Difficult Road Ahead?

We expect the high yielding currencies to be under pressure today against the USD, as some of the major economic indicators in the Asian region, from China and Japan, today, point to a gloomy scenario for the global economy. There seems to be no relief for China on the manufacturing front, as Chinese PMI shrunk for a third consecutive month in September, the longest contraction since 2009. A lower-than-expected growth in Japanese industrial production in August, coupled with deteriorating manufacturing PMI in September, has reinforced market concerns about the global recovery. Additionally, persisting Euro-zone debt problems, and lack of clarity on the outcome of the Bank of England’s Monetary Policy Committee next week, is expected to weigh on the EUR and the GBP. Moreover, a not too encouraging reading on U.S. consumer spending, scheduled to be released later today, is anticipated to heighten market concerns.
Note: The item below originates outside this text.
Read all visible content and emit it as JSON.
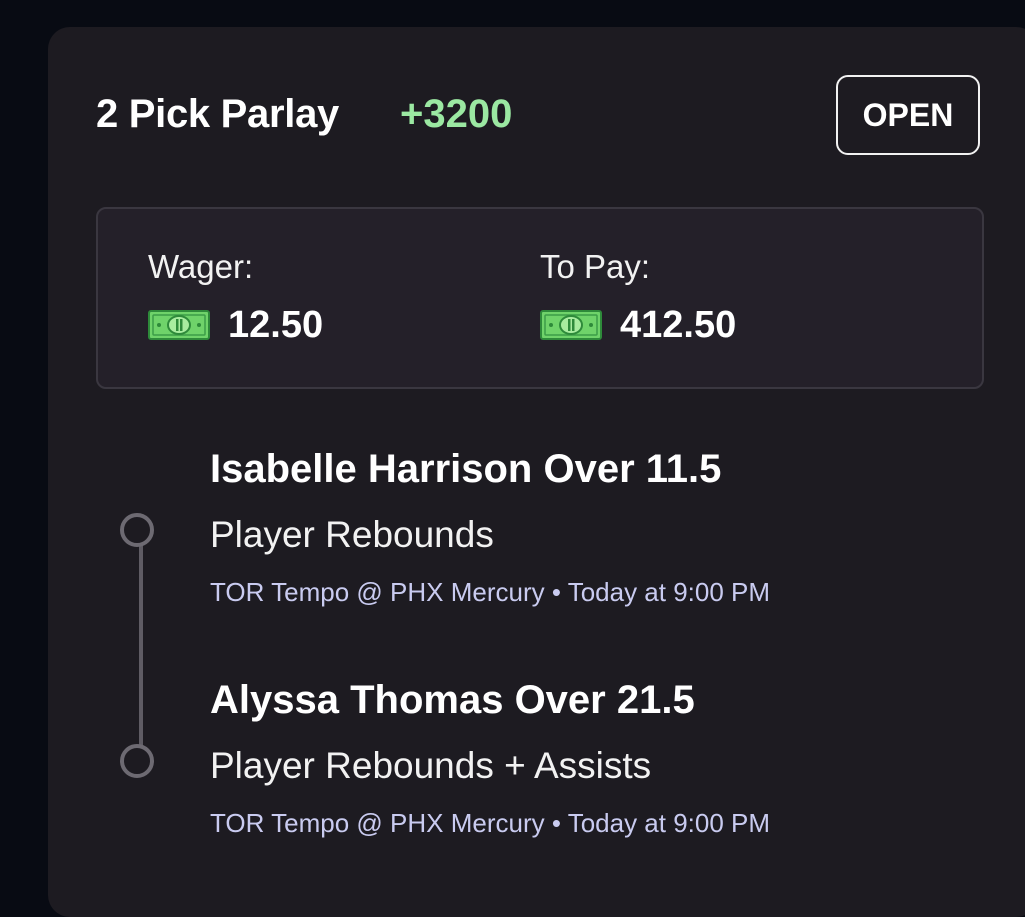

Pound Sterling – UK Markets

The sterling has lost ground against the greenback, after data indicated that GfK NOP consumer confidence index, despite posting a marginal monthly rise this September, was 10 points lower on an annual basis. Earlier this week, the Confederation of British Industry stated that the U.K’s confidence has been undermined this year by inflation. However, market participants are keenly eyeing the outcome of the Bank of England’s Monetary Policy Committee meeting next week. Traders seem to be mostly interested in whether the central bank would resort to further quantitative easing. Yesterday, the pound ended higher against the USD, amid reports that the Swiss National Bank would probably have a higher proportion of sterling assets.

US Dollar – US Markets

The greenback climbed against the major currencies, this morning, as weak economic data in Asia and Germany weighed on investor sentiment. The downbeat economic data included a contraction in China’s manufacturing activity, weaker-than-expected industrial production data from Japan and South Korea and a decline in German retail sales. A decline in Asian equity markets and a weaker start to the European markets have also helped in strengthening the demand for the USD. Moreover, data from the U.S. that is slated to be released later today, is expected to signal a slowdown in the consumer spending growth in August. Other economic releases that take a centre stage today include Reuters/Michigan Consumer Sentiment Index, Personal Consumption Expenditure and Chicago Purchasing Managers Index. Yesterday, economic releases provided an optimistic view about the state of the U.S. economy, with higher-than-expected upward revision of the nation’s second quarter GDP growth and a drop in initial jobless claims.

Euro – European Markets

The EUR has suffered losses against the major currencies, this morning, amid renewed concerns over a global economic slowdown. Earlier today, data indicated that retail sales in Germany registered a greater-than-expected drop in August. Market participants seem to have priced-in a 25 basis points rate cut by the European Central Bank, and anticipate that the central bank might also indicate an increased willingness to expand its non-standard measures in an effort to contain the ongoing sovereign debt crisis in the region. However, higher-than-expected consumer price inflation data in Germany and Spain could make the decision for the ECB a little tricky. Today, traders would be closely monitoring September’s inflation data from the Euro-zone due later today, which is expected to remain unchanged. Meanwhile, the Swiss central bank President, Philipp Hildebrand, stated that policy makers in Switzerland are prepared to use “all measures” to protect the Franc ceiling of 1.20 versus the Euro.

Other Currencies – Highlights

The Kiwi has declined against the USD, after New Zealand’s long-term local-currency rating was cut to “AA+” from “AAA” and its long-term foreign-currency rating reduced to “AA” from “AA+” by S&P, citing the economy's deteriorating external position. The country also had its sovereign debt rating reduced by one notch to “AA” from “AA+”, by Fitch. S&P cautioned that the nation’s external debt position would deteriorate further at a time when its fiscal settings have been weakened by earthquake-related spending pressures and fiscal stimulus to support growth. Meanwhile, the JPY climbed against the GBP, amid speculation that Japanese exporters are repatriating overseas income at the end of first half year ending 30 September 2011. This is despite plans by the Japanese government to raise the size of currency intervention fund by ¥15.0 trillion to ¥165.0 trillion.